Binary Parsing in PowerShell
BinShred is a simple binary parsing engine for PowerShell that leverages a custom .bst ("BinShred Template") syntax to drive this parsing.
A quick demonstration of this approach:
Consider a simple example of the following binary content:
PS C:\> Format-Hex words.bin
Path: C:\words.bin
00 01 02 03 04 05 06 07 08 09 0A 0B 0C 0D 0E 0F
00000000 4C 48 02 00 00 00 05 00 00 00 48 65 6C 6C 6F 05 LH........Hello.

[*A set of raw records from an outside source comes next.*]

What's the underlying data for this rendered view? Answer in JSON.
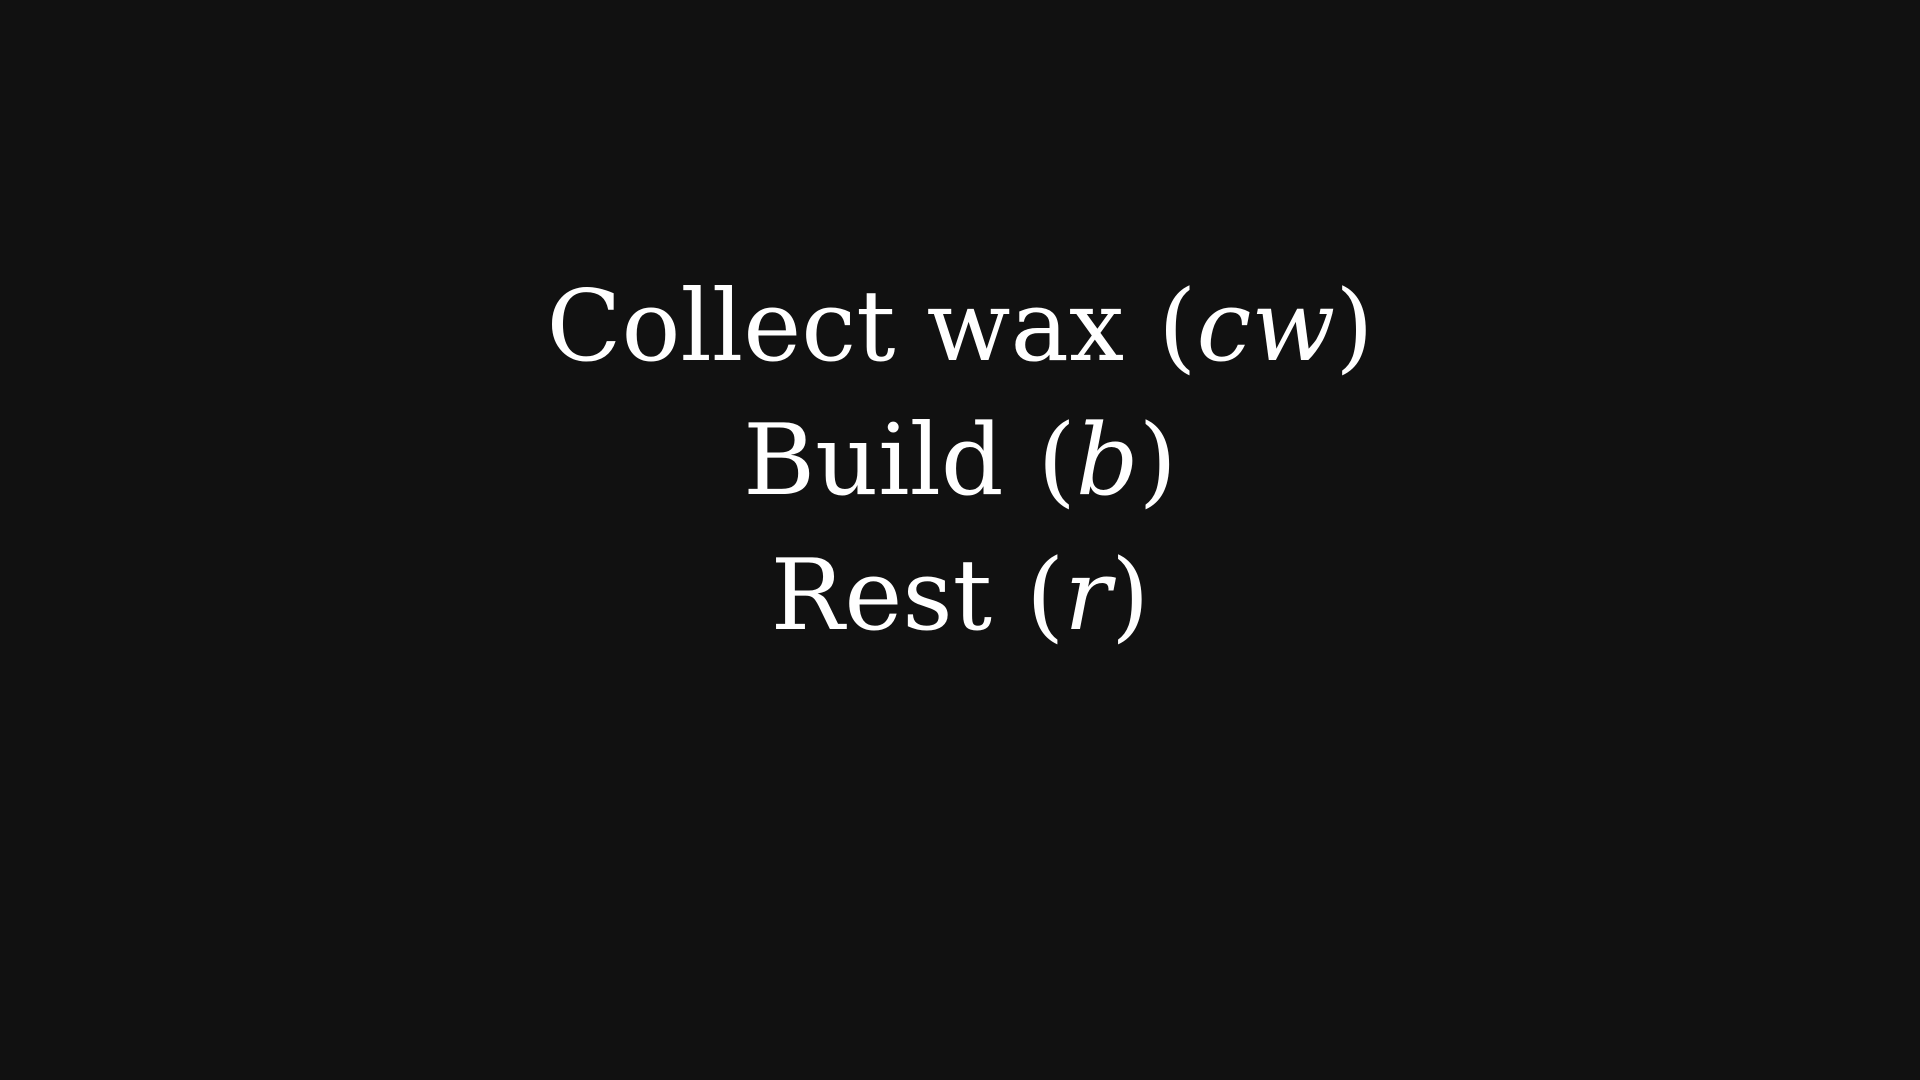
{
  "actions": [
    {
      "label": "Collect wax",
      "symbol": "cw"
    },
    {
      "label": "Build",
      "symbol": "b"
    },
    {
      "label": "Rest",
      "symbol": "r"
    }
  ],
  "punctuation": {
    "open": "(",
    "close": ")"
  },
  "colors": {
    "background": "#111111",
    "text": "#ffffff"
  }
}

00000010 00 00 00 57 6F 72 6C 64 ...World
From either documentation or investigation, we've determined that the file
format has two main portions: a header, followed by a list of words. The
header itself has 2 bytes in ASCII as the magic signature, followed by an
integer representing the number count of the number of words. After that,
each word entry has an integer representing the word length, followed by a
word (of that length) in UTF8.
A BinShred Template (.bst) for this file looks like this:
header :
magic (2 bytes as ASCII)
wordCount (4 bytes as UINT32)
words (wordCount items);
words :
wordLength (4 bytes as UINT32)
word (wordLength bytes as UTF8);
Regions are identified as words followed by a colon. Within a region, you
identify properties by writing their property names followed by the length
and data type of that property. A semicolon identifies the end of a region.
When you supply this template to the ConvertFrom-BinaryData cmdlet, the resulting
object represents the data structures contained in that binary file as
objects.
PS > binshred -Path .\words.bin -TemplatePath .\wordParser.bst
Name Value
---- -----
magic LH
wordCount 2
words (...)
PS > (binshred -Path .\words.bin -TemplatePath .\wordParser.bst).Words[0]
Name Value
---- -----
wordLength 5
word Hello
For more detailed information, see about_binshred.txt.
For complicated data structures, be sure to investigate Kaitai Struct, which is much more fully featured and robust.